Em suma é isso. Posso falar por mim e por alguns poucos que conheço, mas creio que este quadro retrate com certa aproximação o perfil Gnú Chato, que seriam os verdadeiros idealistas, não os xiitas que se revoltam quando um Software Livre não é gratuito ou com uma crítica negativa qualquer.

Parabéns ao 1/2 Bit e à Bia por suas análises, mesmo apontando erros. Não temam xiitas. Qualquer participante de projeto livre sabe muito bem que não dá pra corrigir um erro quando ele não é conhecido.

--Cárlisson Galdino


Comentários

gnu e etc...

Mais didático do que isso só fazendo implante ;-) Show de bola este texto!

Sérgio Lima (não verificado) | Quinta, 01/06/2006 - 21:32

Gnu Chato

Dos muitos textos que tenho lido, o seu demonstra uma clareza de explicação, de equilíbrio e bom senso, que falta a muitos. Meus parabens pelo exemplo de como devem ser tratados os novatos nesse assunto.

Anônimo Walter (não verificado) | Sexta, 02/06/2006 - 08:26

Liberdade

Caro Cárlisson,

Realmente muito bom, um dos melhores artigos que já li sobre o assunto.

Gostaria somente de fazer um adendo ao uso da palavra «livre».

No texto a palavra está sendo usada - corretamente, diga-se - com sentido aproximado ao usado em inglês, ou seja, relacionando-se com o conceito americano de «liberty», que entende liberdade por liberdade absoluta.

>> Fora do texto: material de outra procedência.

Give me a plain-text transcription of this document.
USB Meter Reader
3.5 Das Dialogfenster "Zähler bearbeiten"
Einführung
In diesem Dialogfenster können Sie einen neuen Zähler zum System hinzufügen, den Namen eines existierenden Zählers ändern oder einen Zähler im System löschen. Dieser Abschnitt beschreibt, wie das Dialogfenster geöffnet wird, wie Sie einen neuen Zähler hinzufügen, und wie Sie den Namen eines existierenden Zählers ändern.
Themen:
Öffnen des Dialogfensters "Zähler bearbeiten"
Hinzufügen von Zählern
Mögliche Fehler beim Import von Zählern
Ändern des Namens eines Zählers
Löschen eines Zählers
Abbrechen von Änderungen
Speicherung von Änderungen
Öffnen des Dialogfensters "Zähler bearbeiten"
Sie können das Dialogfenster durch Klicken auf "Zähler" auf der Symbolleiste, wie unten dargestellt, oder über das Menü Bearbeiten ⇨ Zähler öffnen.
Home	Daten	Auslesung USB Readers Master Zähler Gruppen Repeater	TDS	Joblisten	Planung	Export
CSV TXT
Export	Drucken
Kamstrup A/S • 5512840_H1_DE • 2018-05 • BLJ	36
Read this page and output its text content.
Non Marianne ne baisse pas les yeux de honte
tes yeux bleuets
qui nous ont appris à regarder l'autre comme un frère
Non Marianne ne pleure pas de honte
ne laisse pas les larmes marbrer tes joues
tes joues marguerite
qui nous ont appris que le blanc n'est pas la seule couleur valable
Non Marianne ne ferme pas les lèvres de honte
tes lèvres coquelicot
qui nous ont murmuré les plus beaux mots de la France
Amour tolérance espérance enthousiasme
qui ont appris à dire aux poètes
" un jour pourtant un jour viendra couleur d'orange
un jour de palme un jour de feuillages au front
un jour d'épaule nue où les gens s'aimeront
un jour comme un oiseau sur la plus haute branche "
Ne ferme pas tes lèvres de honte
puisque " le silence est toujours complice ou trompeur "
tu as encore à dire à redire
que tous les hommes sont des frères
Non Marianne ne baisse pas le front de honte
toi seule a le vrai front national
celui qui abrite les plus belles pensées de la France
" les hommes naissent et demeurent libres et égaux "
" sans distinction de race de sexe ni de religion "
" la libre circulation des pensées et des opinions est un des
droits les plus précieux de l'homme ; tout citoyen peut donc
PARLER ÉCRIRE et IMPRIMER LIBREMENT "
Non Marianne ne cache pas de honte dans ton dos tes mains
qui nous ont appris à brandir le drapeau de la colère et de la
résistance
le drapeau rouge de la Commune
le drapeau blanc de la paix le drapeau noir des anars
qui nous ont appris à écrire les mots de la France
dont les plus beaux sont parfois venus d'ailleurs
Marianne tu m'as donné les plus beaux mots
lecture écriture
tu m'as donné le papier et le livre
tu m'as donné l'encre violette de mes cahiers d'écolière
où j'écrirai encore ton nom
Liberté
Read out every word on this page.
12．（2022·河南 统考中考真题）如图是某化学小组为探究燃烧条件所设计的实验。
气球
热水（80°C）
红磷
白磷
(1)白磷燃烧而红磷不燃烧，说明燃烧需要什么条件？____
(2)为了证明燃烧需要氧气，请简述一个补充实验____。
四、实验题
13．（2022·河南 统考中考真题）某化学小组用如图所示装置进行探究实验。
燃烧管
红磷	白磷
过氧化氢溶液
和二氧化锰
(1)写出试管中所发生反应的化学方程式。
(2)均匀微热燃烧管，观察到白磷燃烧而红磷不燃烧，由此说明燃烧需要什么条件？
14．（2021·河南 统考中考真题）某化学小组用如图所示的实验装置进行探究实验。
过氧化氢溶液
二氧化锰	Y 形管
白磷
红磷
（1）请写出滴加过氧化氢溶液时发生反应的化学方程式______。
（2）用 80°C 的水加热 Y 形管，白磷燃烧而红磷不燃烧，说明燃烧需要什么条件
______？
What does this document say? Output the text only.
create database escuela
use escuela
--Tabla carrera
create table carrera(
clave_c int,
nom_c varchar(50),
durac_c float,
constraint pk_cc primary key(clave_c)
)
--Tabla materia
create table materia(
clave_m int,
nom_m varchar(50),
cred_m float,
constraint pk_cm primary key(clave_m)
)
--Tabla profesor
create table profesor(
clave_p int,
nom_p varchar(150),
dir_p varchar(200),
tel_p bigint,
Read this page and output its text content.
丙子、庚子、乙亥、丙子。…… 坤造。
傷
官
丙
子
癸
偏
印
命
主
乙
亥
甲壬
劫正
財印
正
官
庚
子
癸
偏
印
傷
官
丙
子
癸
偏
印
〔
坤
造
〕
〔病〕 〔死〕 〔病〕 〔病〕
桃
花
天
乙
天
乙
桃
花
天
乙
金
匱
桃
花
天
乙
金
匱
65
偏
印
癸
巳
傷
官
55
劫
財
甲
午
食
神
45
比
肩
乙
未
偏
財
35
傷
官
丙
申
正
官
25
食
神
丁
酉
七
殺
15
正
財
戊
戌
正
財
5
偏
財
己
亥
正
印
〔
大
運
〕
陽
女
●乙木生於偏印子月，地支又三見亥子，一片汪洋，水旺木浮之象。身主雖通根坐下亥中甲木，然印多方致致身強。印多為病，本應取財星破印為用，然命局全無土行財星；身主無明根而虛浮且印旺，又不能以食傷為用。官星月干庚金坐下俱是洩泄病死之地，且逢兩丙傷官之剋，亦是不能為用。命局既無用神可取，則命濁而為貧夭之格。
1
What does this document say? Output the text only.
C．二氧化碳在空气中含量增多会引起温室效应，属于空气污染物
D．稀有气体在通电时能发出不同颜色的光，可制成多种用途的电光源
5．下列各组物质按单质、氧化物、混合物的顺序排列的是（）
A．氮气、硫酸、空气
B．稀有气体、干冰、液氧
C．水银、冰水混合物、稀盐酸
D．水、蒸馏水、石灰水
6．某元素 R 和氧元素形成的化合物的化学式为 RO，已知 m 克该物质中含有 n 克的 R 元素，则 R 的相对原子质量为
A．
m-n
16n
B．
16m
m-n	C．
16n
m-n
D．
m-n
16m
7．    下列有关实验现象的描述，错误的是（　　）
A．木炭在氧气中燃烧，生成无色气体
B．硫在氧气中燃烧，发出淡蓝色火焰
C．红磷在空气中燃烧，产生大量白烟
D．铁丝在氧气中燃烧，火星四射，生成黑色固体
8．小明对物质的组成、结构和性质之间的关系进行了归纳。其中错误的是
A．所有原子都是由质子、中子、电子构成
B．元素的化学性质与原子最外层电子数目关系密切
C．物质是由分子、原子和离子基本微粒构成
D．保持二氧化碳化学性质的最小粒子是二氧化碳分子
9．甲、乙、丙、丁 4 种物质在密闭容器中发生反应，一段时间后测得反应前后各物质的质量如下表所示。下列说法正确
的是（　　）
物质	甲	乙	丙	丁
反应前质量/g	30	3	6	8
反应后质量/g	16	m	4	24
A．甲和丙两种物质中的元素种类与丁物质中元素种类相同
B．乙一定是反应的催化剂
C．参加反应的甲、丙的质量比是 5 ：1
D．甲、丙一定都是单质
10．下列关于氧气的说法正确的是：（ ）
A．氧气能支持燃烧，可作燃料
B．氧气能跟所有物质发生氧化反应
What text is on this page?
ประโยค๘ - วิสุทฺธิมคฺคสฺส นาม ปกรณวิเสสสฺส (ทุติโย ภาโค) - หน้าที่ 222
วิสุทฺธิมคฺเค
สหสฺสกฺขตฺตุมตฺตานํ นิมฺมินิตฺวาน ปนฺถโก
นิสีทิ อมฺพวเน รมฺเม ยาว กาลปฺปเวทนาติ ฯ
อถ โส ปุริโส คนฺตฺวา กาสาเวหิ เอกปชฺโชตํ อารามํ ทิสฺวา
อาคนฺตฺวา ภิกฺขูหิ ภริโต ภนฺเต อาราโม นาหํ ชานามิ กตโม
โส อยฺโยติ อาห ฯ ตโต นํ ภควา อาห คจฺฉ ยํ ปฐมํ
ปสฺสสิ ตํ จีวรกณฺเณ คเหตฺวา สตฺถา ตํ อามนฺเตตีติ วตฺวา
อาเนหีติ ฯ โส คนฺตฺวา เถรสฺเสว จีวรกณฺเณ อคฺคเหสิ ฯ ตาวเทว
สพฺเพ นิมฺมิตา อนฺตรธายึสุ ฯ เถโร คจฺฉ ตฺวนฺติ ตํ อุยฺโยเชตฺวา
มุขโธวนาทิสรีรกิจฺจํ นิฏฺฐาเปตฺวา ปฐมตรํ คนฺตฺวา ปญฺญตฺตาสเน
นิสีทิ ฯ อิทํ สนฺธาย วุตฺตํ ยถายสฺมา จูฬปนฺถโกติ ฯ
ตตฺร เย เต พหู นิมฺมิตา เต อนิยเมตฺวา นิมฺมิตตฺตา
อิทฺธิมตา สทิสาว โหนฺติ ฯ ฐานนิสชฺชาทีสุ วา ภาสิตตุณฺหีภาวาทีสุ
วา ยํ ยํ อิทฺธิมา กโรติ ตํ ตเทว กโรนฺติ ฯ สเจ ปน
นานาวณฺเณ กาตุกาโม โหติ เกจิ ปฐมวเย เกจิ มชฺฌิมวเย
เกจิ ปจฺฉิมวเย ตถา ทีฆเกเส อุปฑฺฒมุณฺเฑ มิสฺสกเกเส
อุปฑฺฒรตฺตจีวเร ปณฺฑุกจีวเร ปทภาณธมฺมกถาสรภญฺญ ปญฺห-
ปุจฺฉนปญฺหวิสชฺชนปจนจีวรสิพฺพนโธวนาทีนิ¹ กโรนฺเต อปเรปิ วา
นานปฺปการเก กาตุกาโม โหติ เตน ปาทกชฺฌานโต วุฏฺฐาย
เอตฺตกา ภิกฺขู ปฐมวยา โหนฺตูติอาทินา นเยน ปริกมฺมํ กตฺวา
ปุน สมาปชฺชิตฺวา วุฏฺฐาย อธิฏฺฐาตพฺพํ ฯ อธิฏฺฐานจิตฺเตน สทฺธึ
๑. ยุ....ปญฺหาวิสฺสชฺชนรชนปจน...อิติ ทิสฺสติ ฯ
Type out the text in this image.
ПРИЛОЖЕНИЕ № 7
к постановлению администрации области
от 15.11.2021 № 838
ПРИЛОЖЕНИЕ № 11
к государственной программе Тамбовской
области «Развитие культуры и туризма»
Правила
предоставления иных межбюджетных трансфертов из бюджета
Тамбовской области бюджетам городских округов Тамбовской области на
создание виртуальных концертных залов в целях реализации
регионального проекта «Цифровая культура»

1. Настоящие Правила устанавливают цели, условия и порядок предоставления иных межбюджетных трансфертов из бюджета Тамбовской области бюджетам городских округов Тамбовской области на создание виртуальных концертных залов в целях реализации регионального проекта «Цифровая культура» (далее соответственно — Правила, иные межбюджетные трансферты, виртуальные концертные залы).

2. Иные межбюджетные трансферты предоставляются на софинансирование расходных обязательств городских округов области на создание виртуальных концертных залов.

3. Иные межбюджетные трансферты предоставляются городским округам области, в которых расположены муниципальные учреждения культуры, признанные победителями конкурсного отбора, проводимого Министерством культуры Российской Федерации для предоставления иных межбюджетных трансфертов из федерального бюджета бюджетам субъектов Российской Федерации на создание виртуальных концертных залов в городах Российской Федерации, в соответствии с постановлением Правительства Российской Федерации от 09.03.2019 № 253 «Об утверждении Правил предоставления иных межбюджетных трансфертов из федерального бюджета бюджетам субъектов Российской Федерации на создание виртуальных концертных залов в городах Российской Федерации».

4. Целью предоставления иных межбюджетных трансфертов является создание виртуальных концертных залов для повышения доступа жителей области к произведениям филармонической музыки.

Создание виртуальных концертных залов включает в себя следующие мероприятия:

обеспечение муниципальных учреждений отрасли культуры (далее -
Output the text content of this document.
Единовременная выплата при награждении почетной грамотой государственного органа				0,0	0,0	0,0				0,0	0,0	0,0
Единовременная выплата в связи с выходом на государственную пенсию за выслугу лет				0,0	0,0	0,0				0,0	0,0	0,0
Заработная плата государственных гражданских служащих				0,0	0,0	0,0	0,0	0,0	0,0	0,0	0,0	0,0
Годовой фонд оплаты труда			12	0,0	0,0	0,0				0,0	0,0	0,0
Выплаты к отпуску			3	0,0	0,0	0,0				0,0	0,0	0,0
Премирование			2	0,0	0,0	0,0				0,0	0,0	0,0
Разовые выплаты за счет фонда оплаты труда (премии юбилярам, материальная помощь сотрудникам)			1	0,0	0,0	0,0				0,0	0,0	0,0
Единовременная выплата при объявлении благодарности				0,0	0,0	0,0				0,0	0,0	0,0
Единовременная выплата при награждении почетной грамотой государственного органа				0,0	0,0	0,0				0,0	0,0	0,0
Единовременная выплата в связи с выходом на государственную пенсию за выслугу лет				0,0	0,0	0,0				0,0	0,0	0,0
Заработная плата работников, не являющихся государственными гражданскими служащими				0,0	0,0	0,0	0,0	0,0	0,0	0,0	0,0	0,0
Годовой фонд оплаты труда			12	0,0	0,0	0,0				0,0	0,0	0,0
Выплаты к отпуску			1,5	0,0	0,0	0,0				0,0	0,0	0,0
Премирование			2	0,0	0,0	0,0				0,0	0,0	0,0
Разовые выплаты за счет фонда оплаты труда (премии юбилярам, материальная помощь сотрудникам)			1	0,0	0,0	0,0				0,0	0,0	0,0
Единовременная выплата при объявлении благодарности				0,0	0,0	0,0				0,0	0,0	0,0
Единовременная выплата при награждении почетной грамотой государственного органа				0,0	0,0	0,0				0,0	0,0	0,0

É impossível dissociar, visto que o Software Livre nasceu dentro da cultura norte-americana, portanto está vinculada de alguma forma a esta e exclarecimentos refentes a «liberdade consciente» são desejáveis e até necessários.

Mas em português há (mesmo que a americanização de nossa cultura nos faça às vezes esquecer disso) duas palavras diferentes: «liberdade» (adjetivo «livre») e «libertinagem» (adjetivo «libertino»). A diferença é que «livre» e «liberdade» já pressupõem consciência enquanto «libertino» e «libertinagem» sugerem a falta de consciência.

Só isso.

[]'s

Rodrigo Cacilhas (não verificado) | Sexta, 02/06/2006 - 09:26

pmwiki.php

Opa, bom saber...vou atualizar minha instalação (2 instalações).